Малфой не реагирует на шутку (и правильно делает), только молча прижимает любовника к кирпичной стене и целует. Хорек и вообще-то никогда не был сторонником публичного проявления чувств, а уж таких чувств… Но Рону нынче плевать и на нетипичность ситуации, и на то, что в любой момент в переулок может заглянуть случайный прохожий. Потому что в целом мире не остается ничего, кроме поцелуя: голодный рот Малфоя, острые зубы, прикусывающие до крови, горячий быстрый язык, тут же зализывающий ранки, тропическая сладость дыхания, сдобренная тайной смертной горечью зелий. Объятия Малфоя похожи на тиски, руки как будто не столько ласкают, сколько оставляют отметины: ссадины и синяки. Рон не против, он тоже стремится смешать удовольствие и боль, присвоить, прописать свое право на этого человека на каждом квадратном миллиметре его кожи.
А потом, когда возбуждение совсем зашкаливает и сносит крышу, Малфой опускается на колени. Этот жест – словно отражение их первого раза, только совсем наоборот: в Малфое нет ни страха, ни покорности, ни провокации.
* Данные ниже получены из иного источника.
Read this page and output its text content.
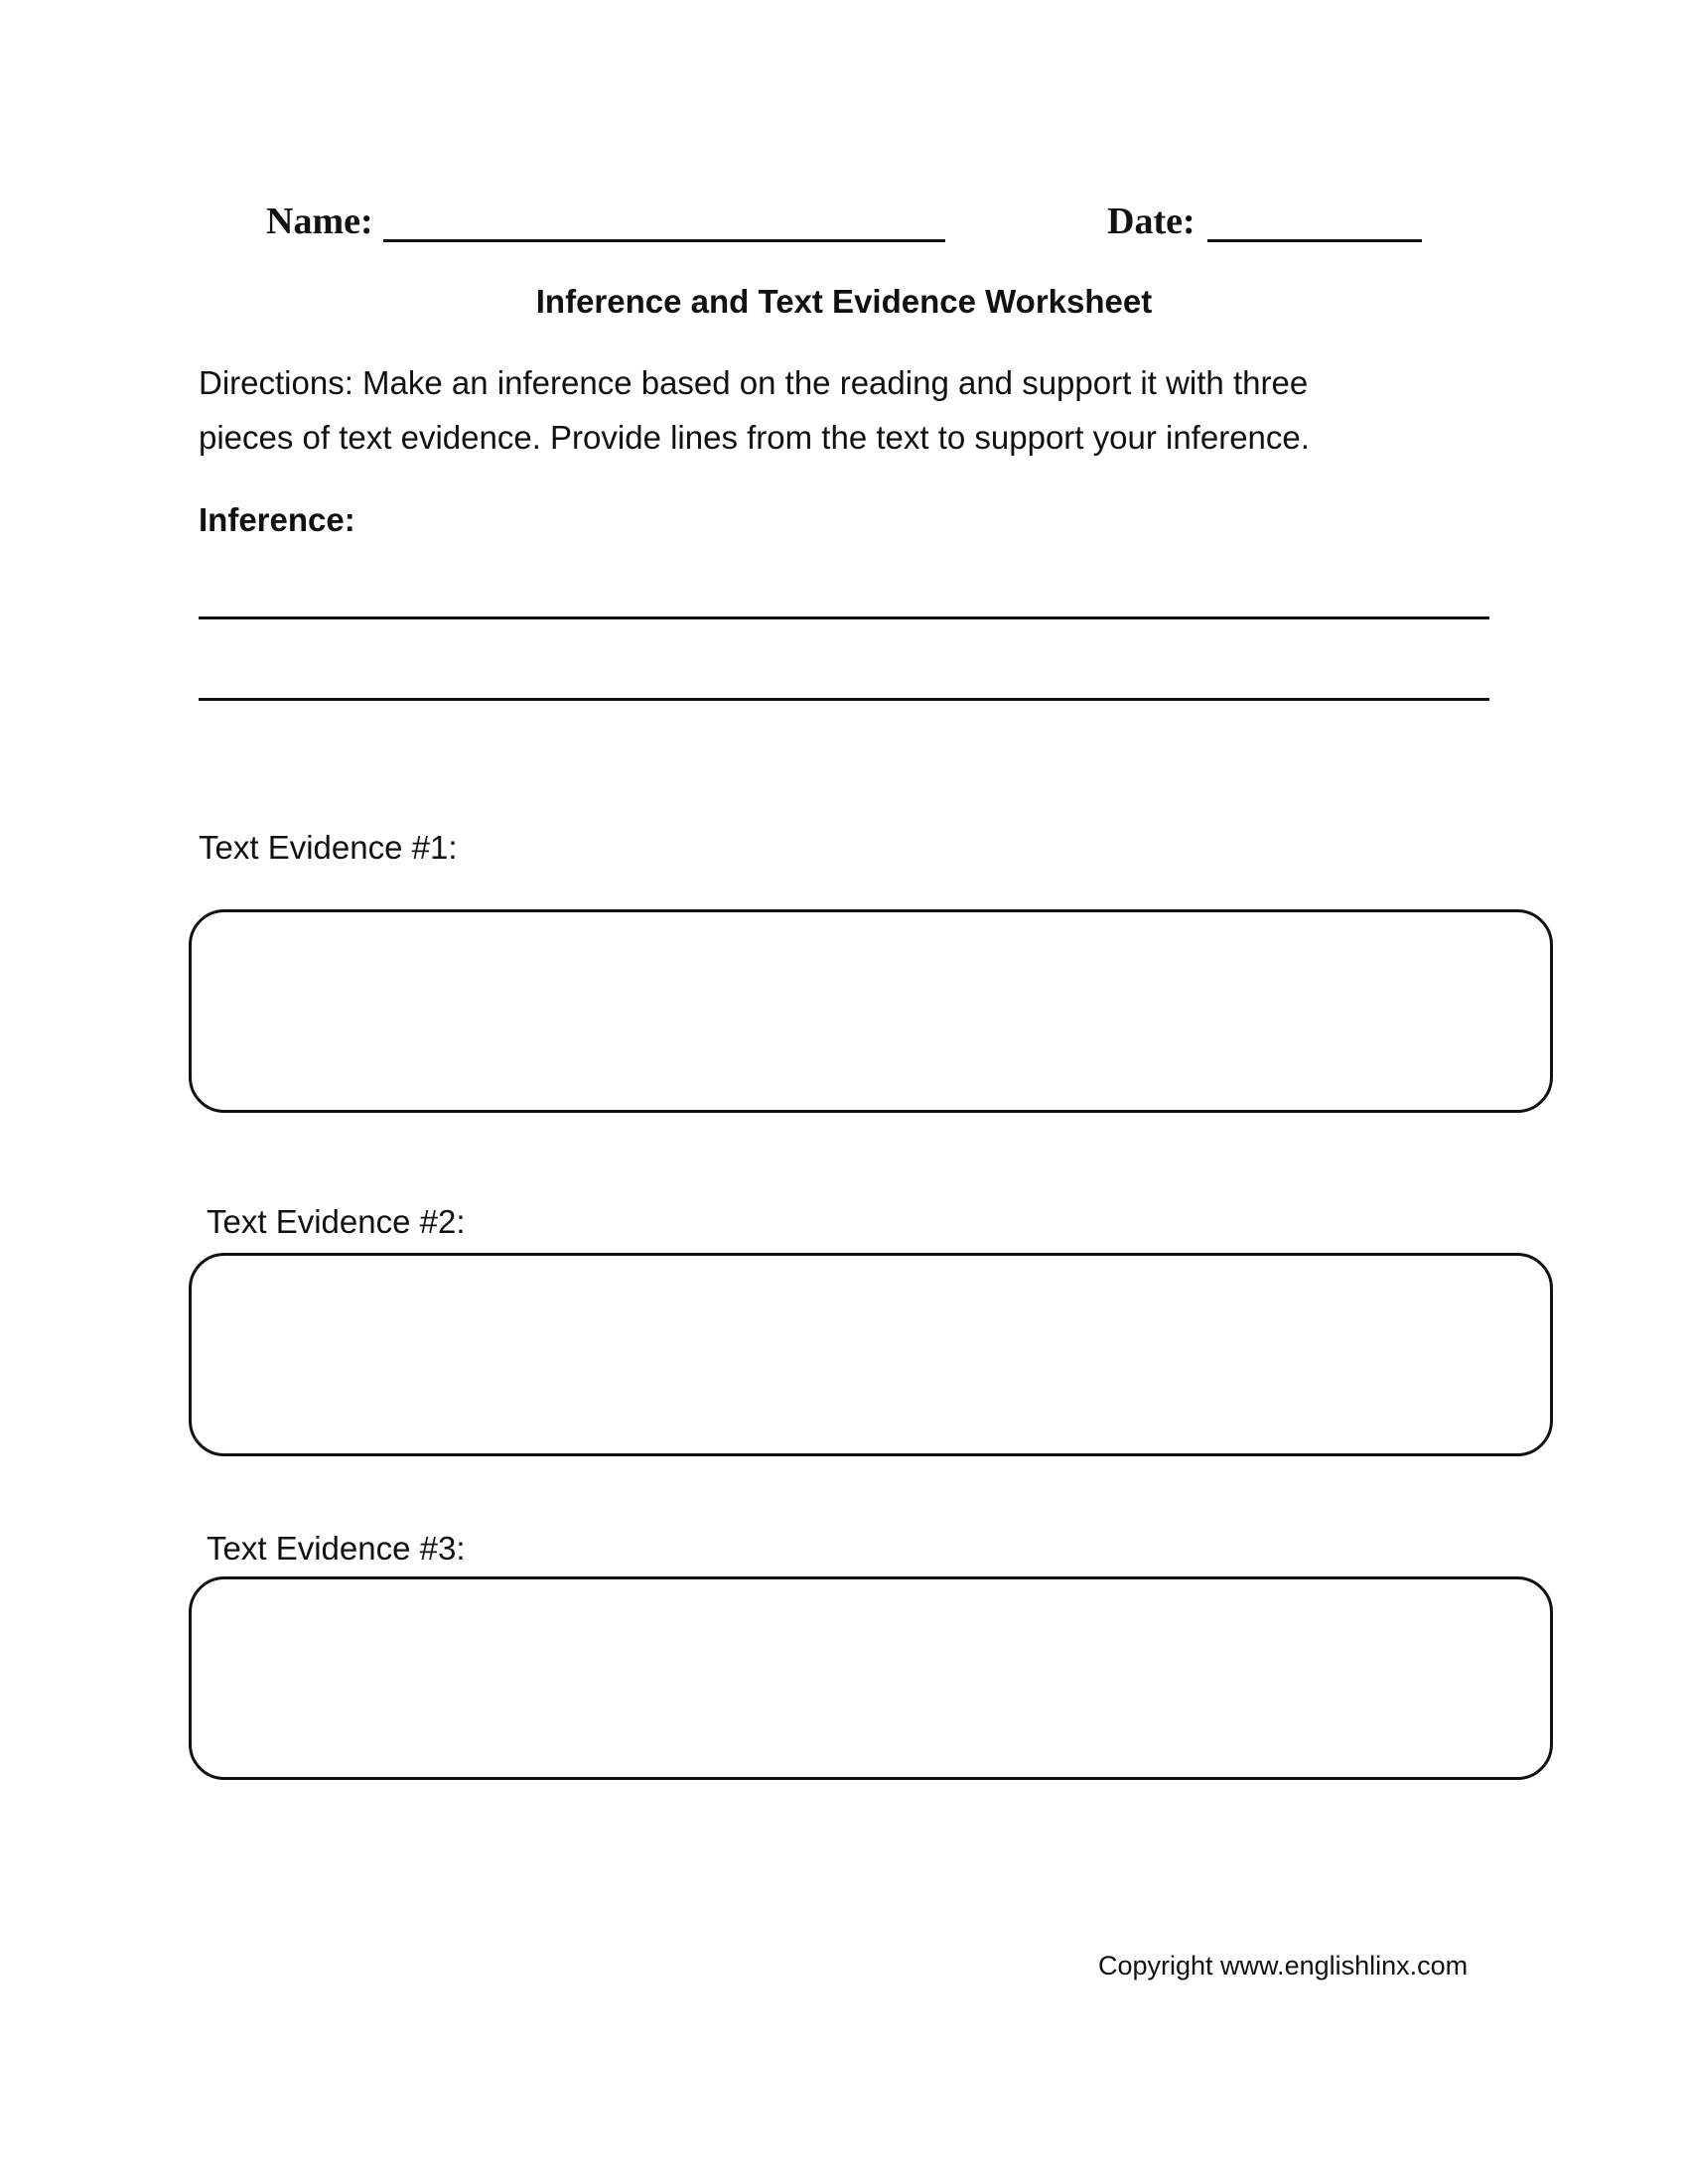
Name:	Date:
Inference and Text Evidence Worksheet
Directions: Make an inference based on the reading and support it with three
pieces of text evidence. Provide lines from the text to support your inference.
Inference:
Text Evidence #1:
Text Evidence #2:
Text Evidence #3:
Copyright www.englishlinx.com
Есть только звериная грация хищника, которой Рон почему-то никогда за ним не замечал, спокойная уверенность в собственной правоте и бесстрашие обреченного на смерть.
– Дыши глубже, Уизел! – скалится снизу Малфой, нисколько не заботясь о том, во что превратятся его стильные светлые брюки после стояния на коленях в уличной грязи, и расстегивает «молнию». И Рону ничего не остается, как последовать его совету: дышать глубоко и быстро сквозь стиснутые зубы, отчаянно давить стоны (Заглушающими и Отвлекающими Хорек не озаботился, а теперь уже поздно что-либо предпринимать), вцепляться пальцами в тонкие волосы Хорька, подаваться вперед до самого предела, тонуть в жаркой глубине рта, умирать и воскресать снова, чтобы, наконец, сорваться в пропасть – и не достичь дна, внезапно обретя способность летать. В последний момент Малфой отстраняется, и часть спермы попадает ему на лицо. Он закрывает глаза, жмурится, слизывает с губ попавшие на них капли.
– Запомни меня таким.
– Что? – Рон медленно приходит в себя. Даже простая способность стоять, не говоря уже о более сложных действиях, дается ему с трудом.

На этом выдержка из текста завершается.